City hall will close Thursday and reopen only for next year’s city council meetings, or until it piques the interest of a new tenant or potential owner.
The offices and services currently housed in the building at 17555 Peak Ave. will be relocated in the nearby Development Services Center starting Jan. 4, 2012.
Utility billing, passport services, Mayor Steve Tate’s office, the city manager’s office, city attorney’s office, human resources, finance and community services administrative offices will move from the current city hall building to the DSC as of Jan. 4.
Staff will add “City Hall” to the sign in front of the building at 17575 Peak Ave., according to City Manager Ed Tewes.

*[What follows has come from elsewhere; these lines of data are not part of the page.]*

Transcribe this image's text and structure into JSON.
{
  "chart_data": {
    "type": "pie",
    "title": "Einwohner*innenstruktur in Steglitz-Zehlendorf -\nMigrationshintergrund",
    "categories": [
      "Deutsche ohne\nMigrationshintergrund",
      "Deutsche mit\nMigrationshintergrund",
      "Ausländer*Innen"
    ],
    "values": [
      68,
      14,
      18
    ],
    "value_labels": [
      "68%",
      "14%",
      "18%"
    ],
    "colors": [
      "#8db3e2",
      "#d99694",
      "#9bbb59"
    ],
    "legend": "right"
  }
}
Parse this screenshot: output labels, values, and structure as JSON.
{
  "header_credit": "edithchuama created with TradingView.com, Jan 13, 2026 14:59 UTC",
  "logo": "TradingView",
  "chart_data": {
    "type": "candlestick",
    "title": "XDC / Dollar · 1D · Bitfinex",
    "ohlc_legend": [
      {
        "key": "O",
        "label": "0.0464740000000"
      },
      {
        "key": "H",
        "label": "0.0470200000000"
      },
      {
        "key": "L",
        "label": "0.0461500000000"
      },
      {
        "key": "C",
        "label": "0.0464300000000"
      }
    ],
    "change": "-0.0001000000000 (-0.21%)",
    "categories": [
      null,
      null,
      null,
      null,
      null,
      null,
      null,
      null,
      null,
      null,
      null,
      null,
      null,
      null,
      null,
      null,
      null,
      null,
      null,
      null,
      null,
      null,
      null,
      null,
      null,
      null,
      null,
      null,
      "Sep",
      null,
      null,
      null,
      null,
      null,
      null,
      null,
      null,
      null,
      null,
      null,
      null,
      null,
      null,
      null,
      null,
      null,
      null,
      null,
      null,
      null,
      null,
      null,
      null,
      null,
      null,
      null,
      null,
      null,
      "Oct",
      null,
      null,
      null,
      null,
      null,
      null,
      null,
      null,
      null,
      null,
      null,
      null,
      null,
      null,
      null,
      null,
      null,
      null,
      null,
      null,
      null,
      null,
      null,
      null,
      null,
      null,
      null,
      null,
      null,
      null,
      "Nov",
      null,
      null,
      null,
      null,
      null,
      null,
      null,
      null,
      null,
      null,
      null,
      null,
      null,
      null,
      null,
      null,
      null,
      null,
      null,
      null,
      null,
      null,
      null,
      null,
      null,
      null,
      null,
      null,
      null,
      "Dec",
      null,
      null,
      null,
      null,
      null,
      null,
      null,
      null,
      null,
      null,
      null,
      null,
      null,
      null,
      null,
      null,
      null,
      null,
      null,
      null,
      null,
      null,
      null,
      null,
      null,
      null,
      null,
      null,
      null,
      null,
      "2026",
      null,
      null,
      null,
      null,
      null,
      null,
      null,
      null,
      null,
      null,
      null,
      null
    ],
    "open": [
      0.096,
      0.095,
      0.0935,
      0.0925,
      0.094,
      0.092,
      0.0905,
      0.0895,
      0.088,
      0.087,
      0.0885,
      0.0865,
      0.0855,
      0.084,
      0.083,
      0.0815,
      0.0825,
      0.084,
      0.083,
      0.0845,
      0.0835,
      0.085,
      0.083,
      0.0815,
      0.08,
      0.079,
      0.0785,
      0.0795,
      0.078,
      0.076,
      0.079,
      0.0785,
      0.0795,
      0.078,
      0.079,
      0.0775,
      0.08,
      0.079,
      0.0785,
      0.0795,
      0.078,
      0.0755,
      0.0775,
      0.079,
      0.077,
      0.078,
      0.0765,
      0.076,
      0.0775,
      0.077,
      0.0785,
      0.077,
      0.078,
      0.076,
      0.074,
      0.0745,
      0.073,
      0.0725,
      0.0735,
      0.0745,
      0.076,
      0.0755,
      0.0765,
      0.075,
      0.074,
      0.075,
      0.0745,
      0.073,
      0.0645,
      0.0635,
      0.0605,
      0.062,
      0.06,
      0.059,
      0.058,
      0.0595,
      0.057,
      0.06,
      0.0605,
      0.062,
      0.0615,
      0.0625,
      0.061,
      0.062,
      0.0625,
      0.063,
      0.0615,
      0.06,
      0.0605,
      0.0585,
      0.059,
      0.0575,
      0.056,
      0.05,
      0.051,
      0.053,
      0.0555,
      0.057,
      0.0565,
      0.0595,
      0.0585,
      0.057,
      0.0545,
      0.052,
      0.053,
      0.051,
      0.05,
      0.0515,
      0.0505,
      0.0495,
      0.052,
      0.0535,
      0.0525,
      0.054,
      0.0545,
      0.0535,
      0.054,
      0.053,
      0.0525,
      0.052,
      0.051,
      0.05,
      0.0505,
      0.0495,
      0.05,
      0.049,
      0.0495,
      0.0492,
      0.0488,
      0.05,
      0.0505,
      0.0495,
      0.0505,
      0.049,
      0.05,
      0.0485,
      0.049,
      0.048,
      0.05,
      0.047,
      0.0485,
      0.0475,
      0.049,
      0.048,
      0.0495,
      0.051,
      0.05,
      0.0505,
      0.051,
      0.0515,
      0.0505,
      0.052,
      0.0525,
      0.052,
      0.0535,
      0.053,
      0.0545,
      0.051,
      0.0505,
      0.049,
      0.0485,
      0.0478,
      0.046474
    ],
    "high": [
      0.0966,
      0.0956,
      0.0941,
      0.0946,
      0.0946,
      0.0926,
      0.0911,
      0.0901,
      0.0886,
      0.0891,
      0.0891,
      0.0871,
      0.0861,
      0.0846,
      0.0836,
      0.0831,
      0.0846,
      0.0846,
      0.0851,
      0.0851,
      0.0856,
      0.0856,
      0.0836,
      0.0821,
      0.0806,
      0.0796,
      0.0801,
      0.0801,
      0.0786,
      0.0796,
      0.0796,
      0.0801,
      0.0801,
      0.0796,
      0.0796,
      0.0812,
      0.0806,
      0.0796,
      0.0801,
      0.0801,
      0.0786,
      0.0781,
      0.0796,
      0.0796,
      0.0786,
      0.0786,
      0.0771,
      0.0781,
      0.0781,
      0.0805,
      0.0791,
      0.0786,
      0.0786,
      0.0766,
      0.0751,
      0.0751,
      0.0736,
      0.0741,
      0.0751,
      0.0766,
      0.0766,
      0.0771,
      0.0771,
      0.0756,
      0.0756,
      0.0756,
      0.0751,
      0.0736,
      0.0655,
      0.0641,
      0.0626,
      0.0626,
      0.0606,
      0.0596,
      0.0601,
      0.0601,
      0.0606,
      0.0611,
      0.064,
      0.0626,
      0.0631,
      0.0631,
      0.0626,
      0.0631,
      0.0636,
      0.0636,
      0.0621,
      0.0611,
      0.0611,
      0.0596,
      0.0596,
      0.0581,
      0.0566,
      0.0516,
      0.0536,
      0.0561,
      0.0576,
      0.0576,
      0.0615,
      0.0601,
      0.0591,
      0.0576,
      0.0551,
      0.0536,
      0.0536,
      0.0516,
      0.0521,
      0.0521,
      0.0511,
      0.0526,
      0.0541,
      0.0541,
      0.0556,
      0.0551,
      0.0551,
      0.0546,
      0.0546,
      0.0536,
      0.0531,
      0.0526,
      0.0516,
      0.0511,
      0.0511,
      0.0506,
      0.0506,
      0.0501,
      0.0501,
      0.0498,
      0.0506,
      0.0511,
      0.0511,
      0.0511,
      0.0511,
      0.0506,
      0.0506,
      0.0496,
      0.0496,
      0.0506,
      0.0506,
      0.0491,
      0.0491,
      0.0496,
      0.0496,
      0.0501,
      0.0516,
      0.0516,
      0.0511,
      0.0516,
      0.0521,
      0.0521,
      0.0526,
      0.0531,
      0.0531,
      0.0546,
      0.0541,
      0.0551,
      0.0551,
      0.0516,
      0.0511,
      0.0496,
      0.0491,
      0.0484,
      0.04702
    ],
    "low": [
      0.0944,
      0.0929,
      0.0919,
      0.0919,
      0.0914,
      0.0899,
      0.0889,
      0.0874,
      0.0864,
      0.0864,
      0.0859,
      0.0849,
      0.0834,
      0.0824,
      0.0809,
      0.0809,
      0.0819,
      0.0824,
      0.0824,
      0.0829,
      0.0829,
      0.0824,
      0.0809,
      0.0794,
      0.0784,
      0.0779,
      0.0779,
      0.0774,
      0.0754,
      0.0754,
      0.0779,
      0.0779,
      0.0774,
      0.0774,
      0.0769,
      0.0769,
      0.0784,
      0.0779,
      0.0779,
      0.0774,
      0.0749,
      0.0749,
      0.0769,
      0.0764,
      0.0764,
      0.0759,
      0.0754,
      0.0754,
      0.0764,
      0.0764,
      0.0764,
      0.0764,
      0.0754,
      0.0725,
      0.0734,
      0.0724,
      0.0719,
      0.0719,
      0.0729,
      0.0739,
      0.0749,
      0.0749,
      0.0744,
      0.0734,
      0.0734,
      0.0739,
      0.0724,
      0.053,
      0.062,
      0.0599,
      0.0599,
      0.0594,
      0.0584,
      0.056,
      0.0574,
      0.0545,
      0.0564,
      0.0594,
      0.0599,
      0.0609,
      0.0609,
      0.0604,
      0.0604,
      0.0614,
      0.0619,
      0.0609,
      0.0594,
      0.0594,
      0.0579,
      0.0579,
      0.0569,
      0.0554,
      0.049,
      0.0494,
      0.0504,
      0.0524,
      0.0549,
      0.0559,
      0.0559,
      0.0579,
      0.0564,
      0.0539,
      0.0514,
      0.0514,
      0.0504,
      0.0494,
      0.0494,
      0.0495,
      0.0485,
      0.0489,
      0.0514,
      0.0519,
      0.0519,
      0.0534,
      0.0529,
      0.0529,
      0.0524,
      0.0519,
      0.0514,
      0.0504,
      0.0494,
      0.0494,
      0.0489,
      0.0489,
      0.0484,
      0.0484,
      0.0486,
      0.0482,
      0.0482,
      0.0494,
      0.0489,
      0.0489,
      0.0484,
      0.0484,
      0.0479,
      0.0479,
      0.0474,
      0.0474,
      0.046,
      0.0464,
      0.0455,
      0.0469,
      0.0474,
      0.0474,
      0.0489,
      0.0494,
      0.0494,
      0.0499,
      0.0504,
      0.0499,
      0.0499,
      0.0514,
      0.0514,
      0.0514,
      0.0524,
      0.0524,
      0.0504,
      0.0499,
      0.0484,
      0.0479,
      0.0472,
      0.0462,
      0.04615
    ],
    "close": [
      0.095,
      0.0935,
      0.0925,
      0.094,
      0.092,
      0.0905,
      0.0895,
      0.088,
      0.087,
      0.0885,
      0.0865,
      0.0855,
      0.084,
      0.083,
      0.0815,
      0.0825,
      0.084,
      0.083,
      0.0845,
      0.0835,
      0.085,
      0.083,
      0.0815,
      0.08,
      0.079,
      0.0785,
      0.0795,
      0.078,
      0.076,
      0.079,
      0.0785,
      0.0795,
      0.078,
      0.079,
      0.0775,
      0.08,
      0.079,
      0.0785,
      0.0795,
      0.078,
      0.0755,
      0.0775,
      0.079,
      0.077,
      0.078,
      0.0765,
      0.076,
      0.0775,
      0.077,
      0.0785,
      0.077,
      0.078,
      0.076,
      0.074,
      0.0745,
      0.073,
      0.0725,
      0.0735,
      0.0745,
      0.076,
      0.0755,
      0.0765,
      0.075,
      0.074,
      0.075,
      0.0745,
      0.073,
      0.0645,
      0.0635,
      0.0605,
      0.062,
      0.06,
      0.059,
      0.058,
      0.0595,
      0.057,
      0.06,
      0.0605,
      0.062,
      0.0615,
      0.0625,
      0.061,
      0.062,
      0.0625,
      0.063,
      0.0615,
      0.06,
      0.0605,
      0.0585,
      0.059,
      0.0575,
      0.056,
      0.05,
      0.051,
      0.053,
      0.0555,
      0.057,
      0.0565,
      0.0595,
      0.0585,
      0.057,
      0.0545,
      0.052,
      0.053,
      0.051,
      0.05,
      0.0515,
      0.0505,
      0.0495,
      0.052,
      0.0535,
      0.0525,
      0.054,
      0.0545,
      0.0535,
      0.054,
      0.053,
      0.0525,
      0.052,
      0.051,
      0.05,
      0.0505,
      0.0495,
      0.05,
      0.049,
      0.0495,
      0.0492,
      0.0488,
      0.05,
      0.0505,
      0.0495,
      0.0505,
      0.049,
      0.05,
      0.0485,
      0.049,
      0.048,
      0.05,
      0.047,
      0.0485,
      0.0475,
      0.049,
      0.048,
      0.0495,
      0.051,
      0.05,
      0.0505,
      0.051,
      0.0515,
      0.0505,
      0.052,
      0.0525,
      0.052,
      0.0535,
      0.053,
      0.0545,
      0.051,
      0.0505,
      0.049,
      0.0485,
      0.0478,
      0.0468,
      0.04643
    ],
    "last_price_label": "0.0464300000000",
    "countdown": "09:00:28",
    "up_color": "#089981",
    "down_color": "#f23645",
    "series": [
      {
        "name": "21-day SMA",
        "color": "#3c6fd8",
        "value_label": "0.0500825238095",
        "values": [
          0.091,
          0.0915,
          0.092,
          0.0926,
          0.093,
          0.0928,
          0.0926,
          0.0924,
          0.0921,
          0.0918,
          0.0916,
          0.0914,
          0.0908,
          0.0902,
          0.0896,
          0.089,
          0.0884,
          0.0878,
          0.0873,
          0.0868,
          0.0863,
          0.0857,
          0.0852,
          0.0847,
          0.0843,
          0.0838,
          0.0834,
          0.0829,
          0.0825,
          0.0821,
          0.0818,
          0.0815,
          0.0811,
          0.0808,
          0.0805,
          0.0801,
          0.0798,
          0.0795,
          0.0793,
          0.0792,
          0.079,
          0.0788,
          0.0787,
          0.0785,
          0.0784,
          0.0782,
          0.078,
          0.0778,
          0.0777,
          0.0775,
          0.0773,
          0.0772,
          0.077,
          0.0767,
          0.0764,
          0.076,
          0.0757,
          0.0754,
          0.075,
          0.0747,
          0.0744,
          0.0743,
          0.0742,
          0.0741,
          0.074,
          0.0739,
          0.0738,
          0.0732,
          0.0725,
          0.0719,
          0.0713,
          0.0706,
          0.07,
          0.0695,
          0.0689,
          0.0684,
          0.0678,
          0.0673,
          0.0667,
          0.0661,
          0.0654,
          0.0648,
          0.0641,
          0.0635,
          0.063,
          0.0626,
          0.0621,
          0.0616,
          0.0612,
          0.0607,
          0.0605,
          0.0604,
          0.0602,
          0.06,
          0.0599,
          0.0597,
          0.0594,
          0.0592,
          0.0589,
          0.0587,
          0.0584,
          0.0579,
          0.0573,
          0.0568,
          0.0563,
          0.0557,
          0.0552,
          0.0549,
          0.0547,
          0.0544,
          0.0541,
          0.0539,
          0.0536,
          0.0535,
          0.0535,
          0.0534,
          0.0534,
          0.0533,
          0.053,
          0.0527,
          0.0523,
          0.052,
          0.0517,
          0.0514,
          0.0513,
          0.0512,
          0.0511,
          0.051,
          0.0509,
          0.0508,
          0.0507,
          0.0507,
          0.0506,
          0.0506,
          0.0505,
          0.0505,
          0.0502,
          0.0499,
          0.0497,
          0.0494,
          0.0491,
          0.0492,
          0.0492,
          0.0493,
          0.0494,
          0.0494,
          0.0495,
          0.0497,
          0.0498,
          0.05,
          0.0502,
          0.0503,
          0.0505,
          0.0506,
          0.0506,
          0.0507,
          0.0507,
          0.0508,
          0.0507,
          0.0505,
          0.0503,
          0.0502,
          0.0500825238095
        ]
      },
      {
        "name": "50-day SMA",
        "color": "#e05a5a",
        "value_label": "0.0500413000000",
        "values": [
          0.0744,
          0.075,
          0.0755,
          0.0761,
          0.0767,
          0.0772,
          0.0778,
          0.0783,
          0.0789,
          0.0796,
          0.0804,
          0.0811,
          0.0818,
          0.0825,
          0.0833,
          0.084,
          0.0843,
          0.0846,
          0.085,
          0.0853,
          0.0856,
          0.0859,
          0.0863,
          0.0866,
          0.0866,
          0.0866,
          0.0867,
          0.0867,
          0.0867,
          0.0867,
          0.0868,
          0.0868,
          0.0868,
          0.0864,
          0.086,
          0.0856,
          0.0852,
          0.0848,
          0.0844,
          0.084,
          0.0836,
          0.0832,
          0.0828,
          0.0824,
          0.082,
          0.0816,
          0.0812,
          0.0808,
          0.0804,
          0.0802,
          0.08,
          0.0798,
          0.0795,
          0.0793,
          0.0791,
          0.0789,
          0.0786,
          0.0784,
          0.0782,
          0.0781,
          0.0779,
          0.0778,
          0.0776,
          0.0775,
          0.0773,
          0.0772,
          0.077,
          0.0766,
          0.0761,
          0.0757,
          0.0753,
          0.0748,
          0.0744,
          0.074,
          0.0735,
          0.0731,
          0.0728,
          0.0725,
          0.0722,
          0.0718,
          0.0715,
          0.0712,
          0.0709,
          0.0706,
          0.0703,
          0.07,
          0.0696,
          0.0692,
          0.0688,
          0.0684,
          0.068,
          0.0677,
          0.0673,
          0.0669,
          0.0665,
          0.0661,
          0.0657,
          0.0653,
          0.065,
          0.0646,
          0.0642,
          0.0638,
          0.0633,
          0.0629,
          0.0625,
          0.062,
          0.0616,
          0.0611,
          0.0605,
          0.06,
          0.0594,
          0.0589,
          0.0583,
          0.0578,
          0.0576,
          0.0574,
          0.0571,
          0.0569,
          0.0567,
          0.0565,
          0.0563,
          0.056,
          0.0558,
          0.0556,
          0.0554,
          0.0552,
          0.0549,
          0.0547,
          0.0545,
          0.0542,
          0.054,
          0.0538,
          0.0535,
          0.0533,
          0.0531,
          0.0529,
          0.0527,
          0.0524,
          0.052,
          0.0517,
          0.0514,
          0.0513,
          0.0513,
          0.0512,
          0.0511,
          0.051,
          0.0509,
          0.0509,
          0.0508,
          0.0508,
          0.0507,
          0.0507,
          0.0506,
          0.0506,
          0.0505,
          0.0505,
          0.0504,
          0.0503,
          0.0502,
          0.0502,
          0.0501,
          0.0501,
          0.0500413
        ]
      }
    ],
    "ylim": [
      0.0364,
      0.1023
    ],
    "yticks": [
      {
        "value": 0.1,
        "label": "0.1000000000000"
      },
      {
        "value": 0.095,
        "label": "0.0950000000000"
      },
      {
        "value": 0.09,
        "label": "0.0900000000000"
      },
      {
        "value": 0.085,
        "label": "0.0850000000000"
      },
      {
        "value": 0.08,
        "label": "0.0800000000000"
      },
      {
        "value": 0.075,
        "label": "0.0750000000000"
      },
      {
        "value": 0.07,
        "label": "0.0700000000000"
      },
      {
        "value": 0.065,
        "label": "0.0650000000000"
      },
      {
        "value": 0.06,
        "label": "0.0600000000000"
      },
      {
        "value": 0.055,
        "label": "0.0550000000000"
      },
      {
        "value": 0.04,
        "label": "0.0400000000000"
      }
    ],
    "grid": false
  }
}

All city offices will be closed due to the holiday furlough from Dec. 23 to Jan. 3. Limited services will be available at the DSC Jan. 3, but staff will mostly be unpacking and learning a new phone system.
The city council approved the move in September in order to save about $100,000 per year on costs to run the current building. Those savings would be achieved after the initial one-time moving cost of $275,000 is recovered, according to city staff.
Closing city hall was part of a larger effort to cut the city’s long-term costs overall, in the face of an uncertain revenue picture, an impending “continuation fee” of $9.8 million from the redevelopment agency to the state, and change the way the city delivers public services.
Tate said he is excited about having everyone from the various administrative city departments under one roof again.
“I’m looking forward to it. It’s going to be great to get everybody back together and work more as a team,” Tate said.
Development related services, as well as services traditionally offered at city hall, have been cut in recent years, allowing room for the two facilities to consolidate, city staff said.
Both city buildings were built in 1976 with a voter-approved general obligation bond issue, Tewes said. The DSC was remodeled in 2007. They are each approximately 14,000 square feet.
City council meetings will continue to be held at the current city hall building until June 2012. After that, they will likely move to the Community and Cultural Center at 17000 Monterey Road, Tewes said.
In the long run, the city plans to either sell or lease the current city hall building to a private entity. Fleeting interest in the building has been shown by “a couple schools and churches,” Tewes said, but the city has not yet begun a serious marketing push on the building.
Leasing the building could generate up to $75,000 per year, according to a city staff report produced in September.
Although the validity of the $9.8 million “ransom” or RDA continuation fee is currently the subject of litigation in the state Supreme Court, the council agreed to make the payoff to the state in order to continue its redevelopment plans. Those plans mostly include rehabilitating a number of properties the agency purchased in downtown Morgan Hill in recent years.
Cutting city hall costs was part of the council’s effort to save the cash necessary for the payment. If the Supreme Court upholds the state’s budget which redirects a total of $1.7 billion of statewide redevelopment resources to more basic services this year, the Morgan Hill agency will have to make its first payment next month.